Morceaux brisés, connu sous le nom de Güzel en Iran, a atteint un audimat de 18 % lors de sa dernière diffusion à la télévision turque le 18 janvier 2016, arrivant en seconde position après Kırgın Çiçekler (« Fleurs blessées »), un autre drame télévisé local plébiscité par 22 % du public.
« Ces séries ont tendance à idéaliser la réalité et c’est ça qui est génial », s’enthousiasme Sakine.
« Elles ne sont pas réalistes, elles ne parlent pas de notre pays, mais elles font rêver les gens », ajoute Olgun, un vendeur de snacks ambulant âgé de 28 ans qui a migré à Istanbul depuis la région de la mer Noire. S’il regarde les drames télévisés, c’est essentiellement parce que les multiples rebondissements des histoires d’amour qu’ils mettent en scène le passionnent. « J’avais pris l’habitude de regarder Aşk-ı Memnu [« Amour interdit »] avant de déménager ici et de me mettre à travailler autant. »
La série culte Aşk-ı Memnu a brisé les records d’audimat en Turquie avec 59 % des parts de marché lors de sa dernière diffusion en juin 2010. Elle a également rencontré un succès majeur au Pakistan, où le dernier épisode a été visionné par plus de 90 millions de personnes. C’était la première fois qu’un drame produit à l’étranger avait autant d’audience au Pakistan.

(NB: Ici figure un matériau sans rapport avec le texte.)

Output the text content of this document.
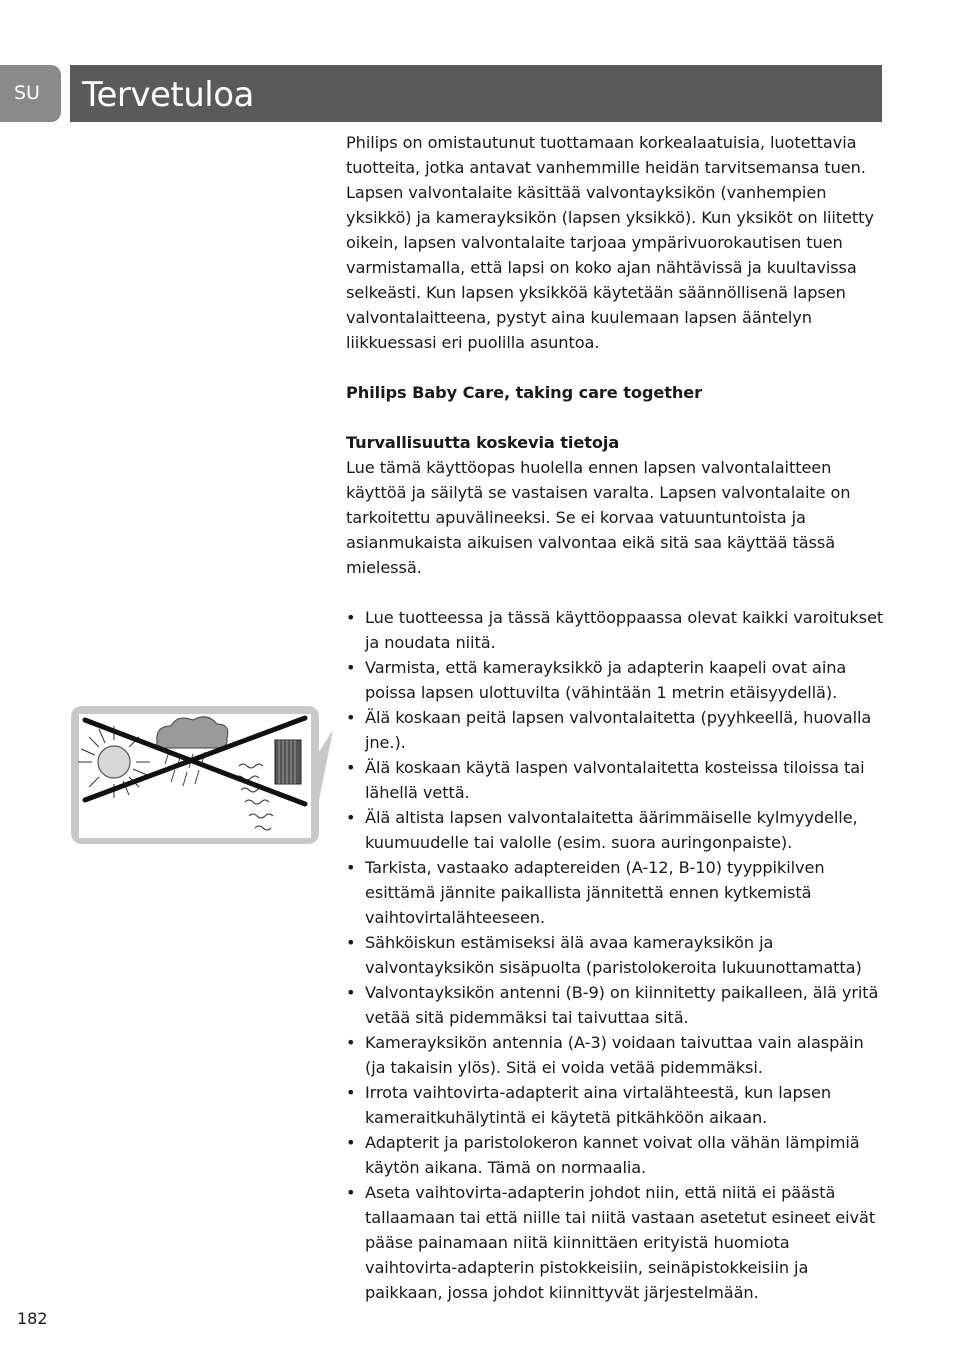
SU	Tervetuloa

Philips on omistautunut tuottamaan korkealaatuisia, luotettavia tuotteita, jotka antavat vanhemmille heidän tarvitsemansa tuen. Lapsen valvontalaite käsittää valvontayksikön (vanhempien yksikkö) ja kamerayksikön (lapsen yksikkö). Kun yksiköt on liitetty oikein, lapsen valvontalaite tarjoaa ympärivuorokautisen tuen varmistamalla, että lapsi on koko ajan nähtävissä ja kuultavissa selkeästi. Kun lapsen yksikköä käytetään säännöllisenä lapsen valvontalaitteena, pystyt aina kuulemaan lapsen ääntelyn liikkuessasi eri puolilla asuntoa.

Philips Baby Care, taking care together

Turvallisuutta koskevia tietoja

Lue tämä käyttöopas huolella ennen lapsen valvontalaitteen käyttöä ja säilytä se vastaisen varalta. Lapsen valvontalaite on tarkoitettu apuvälineeksi. Se ei korvaa vatuuntuntoista ja asianmukaista aikuisen valvontaa eikä sitä saa käyttää tässä mielessä.

• Lue tuotteessa ja tässä käyttöoppaassa olevat kaikki varoitukset ja noudata niitä.
• Varmista, että kamerayksikkö ja adapterin kaapeli ovat aina poissa lapsen ulottuvilta (vähintään 1 metrin etäisyydellä).
• Älä koskaan peitä lapsen valvontalaitetta (pyyhkeellä, huovalla jne.).
• Älä koskaan käytä laspen valvontalaitetta kosteissa tiloissa tai lähellä vettä.
• Älä altista lapsen valvontalaitetta äärimmäiselle kylmyydelle, kuumuudelle tai valolle (esim. suora auringonpaiste).
• Tarkista, vastaako adaptereiden (A-12, B-10) tyyppikilven esittämä jännite paikallista jännitettä ennen kytkemistä vaihtovirtalähteeseen.
• Sähköiskun estämiseksi älä avaa kamerayksikön ja valvontayksikön sisäpuolta (paristolokeroita lukuunottamatta)
• Valvontayksikön antenni (B-9) on kiinnitetty paikalleen, älä yritä vetää sitä pidemmäksi tai taivuttaa sitä.
• Kamerayksikön antennia (A-3) voidaan taivuttaa vain alaspäin (ja takaisin ylös). Sitä ei voida vetää pidemmäksi.
• Irrota vaihtovirta-adapterit aina virtalähteestä, kun lapsen kameraitkuhälytintä ei käytetä pitkähköön aikaan.
• Adapterit ja paristolokeron kannet voivat olla vähän lämpimiä käytön aikana. Tämä on normaalia.
• Aseta vaihtovirta-adapterin johdot niin, että niitä ei päästä tallaamaan tai että niille tai niitä vastaan asetetut esineet eivät pääse painamaan niitä kiinnittäen erityistä huomiota vaihtovirta-adapterin pistokkeisiin, seinäpistokkeisiin ja paikkaan, jossa johdot kiinnittyvät järjestelmään.
182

De même que Bollywood représente un échappatoire idéal pour une grande partie de la population indienne qui ne peut que rêver de vies aussi luxueuses et libérées, les séries TV turques nourrissent également les rêves de vastes segments de sociétés conservatrices – le noyau dur de l’audience étant constitué de femmes âgées de 45 ans ou plus en Turquie et au Moyen-Orient.
La plupart du temps, ces séries ont pour cadre de magnifiques demeures peuplées de personnages habillés chez eux comme s’ils assistaient à une soirée de gala.
C’est certainement le cas dans Kaderimin Yazıldığı Gün (« Le jour où mon destin est écrit »), une série dont l’intrigue principale tourne autour du thème de la maternité de substitution – une pratique illégale en Turquie.
Récemment, en mars 2015, la plus haute institution religieuse de Turquie – la Diyanet – a décrété que « la maternité de substitution est inacceptable sur le plan religieux dans la mesure où elle contient des éléments d’adultère », en référence à l’ensemble des cas de fertilisation in vitro où l’ovule, le sperme ou l’utérus n’appartiennent pas à un homme et à son épouse mais à une tierce partie.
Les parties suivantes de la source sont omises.